Advances in Multi-agent Polygonal Area Coverage
Candidate: Alireza Davoodi
Type: Master of Science (MSc), School of Interactive Arts and Technology
Date: April 12, 2011
Senior Supervisor: Dr. Philippe Pasquier
Thesis: Download Thesis Document
Abstract
The Multi-agent Polygonal Area Coverage refers to the problem in which a team of an arbitrary number of agents with limited panoramic visual sensors is collectively visiting a given polygonal area. The goal is to build efficient paths for the agents which jointly ensure that every single point in the area is seen by at least one of the agents during the coverage mission. Search and rescue operations, floor cleaning, intruder detection, and environment monitoring are examples of practical applications for the solution algorithms.

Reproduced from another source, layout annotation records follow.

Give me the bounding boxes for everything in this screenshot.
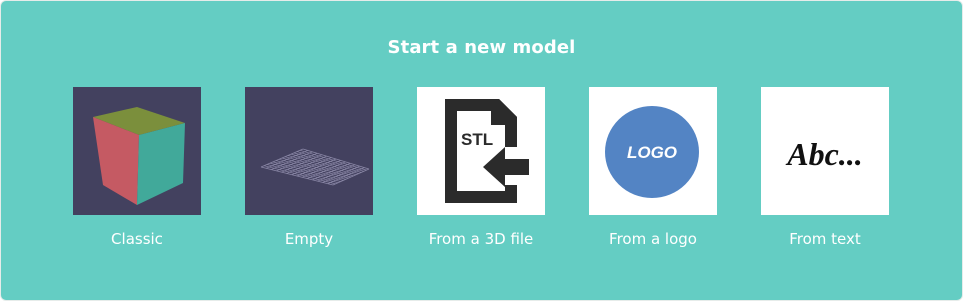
script-text-icon: Abc... [785,136,863,172]
option-empty[interactable]: Empty [245,87,373,248]
option-from-logo-thumbnail[interactable]: LOGO [589,87,717,215]
option-from-text-thumbnail[interactable]: Abc... [761,87,889,215]
option-from-3d-file-thumbnail[interactable]: STL [417,87,545,215]
start-new-model-panel: Start a new model Classic Empty STL From… [0,0,963,301]
stl-badge: STL [461,130,493,149]
option-empty-thumbnail[interactable] [245,87,373,215]
stl-file-import-icon: STL [445,99,529,203]
script-text-sample: Abc... [785,136,863,172]
grid-plane-icon [260,148,370,186]
cube-icon [93,107,185,205]
option-from-logo[interactable]: LOGO From a logo [589,87,717,248]
option-from-text-label[interactable]: From text [721,230,929,248]
panel-title: Start a new model [387,37,576,58]
logo-badge-icon: LOGO [605,106,699,198]
option-classic[interactable]: Classic [73,87,201,248]
option-from-3d-file[interactable]: STL From a 3D file [417,87,545,248]
logo-badge-text: LOGO [627,143,677,162]
option-from-text[interactable]: Abc... From text [761,87,889,248]
option-classic-thumbnail[interactable] [73,87,201,215]
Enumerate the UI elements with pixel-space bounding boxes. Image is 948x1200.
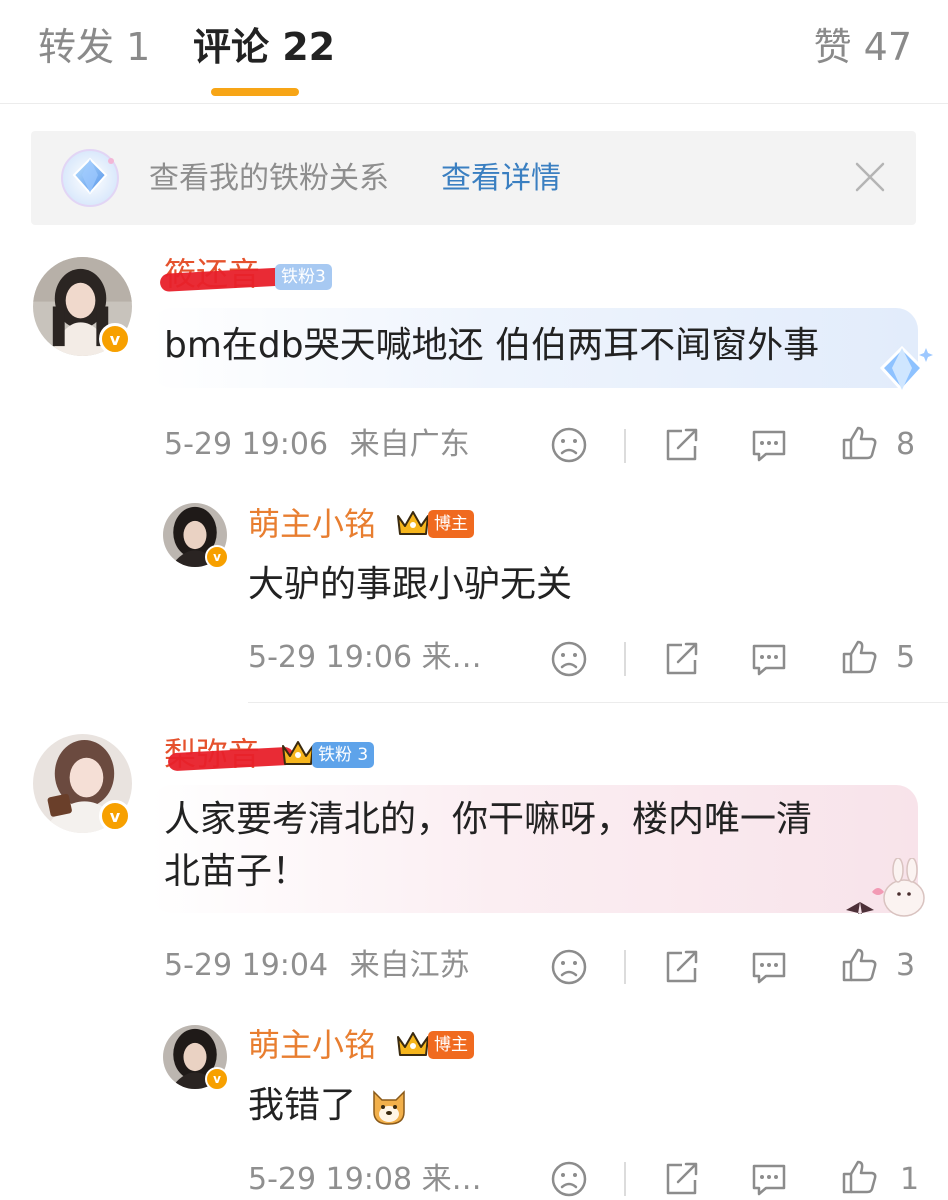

In this research, the proposed method starts by locating a set of guide points, known as Guards, on the 2D map of the target area. One graph representation of a polygonal area Visibility Graph or Constrained Delaunay Triangulation, is built on the union of the set of guards and the end-points of the eventual polygonal obstacles. Due to the unnecessary density of both the representations, a graph reduction algorithm is applied to remove as many edges as possible from the graph while preserving connectivity. Then, four segmentation approaches including the Informed Tree Partition, the Uninformed Tree Partition, the k-Means Partition, and the Cyclic Partition are applied to distribute the resulting reduced graph amongst the agents. While the three former decomposition methods result in a forest of trees and consequently, need an additional method for constructing tours, the latter directly builds a tour on the vertices of the reduced graphs. In order to construct tours of the resultant trees, a so-called Constrained Spanning Tour algorithm is proposed in addition to the existing Double-Minimum Spanning Tree method. Finally, the tours are distributed amongst the agents.
All the approaches are complete, meaning that they guarantee every point of interest in the area is visited at least once during the coverage operation. Extensive empirical studeis were conducted to compare and evaluate the coverage algorithms and the different environment representations under several evaluation criteria. A simulator as well as a 2D map generator have been developed and used to evaluate the proposed coverage approaches as well as the environment representations based on the frequency of visits to points of interest, the total amount of resources used during the coverage operatoin and the balance in workload distribution among the agents. The experiment results show that none of the proposed approaches dominates the others under all the criteria. Therefore, more nuanced conclusions and guidelines are drawn from the results.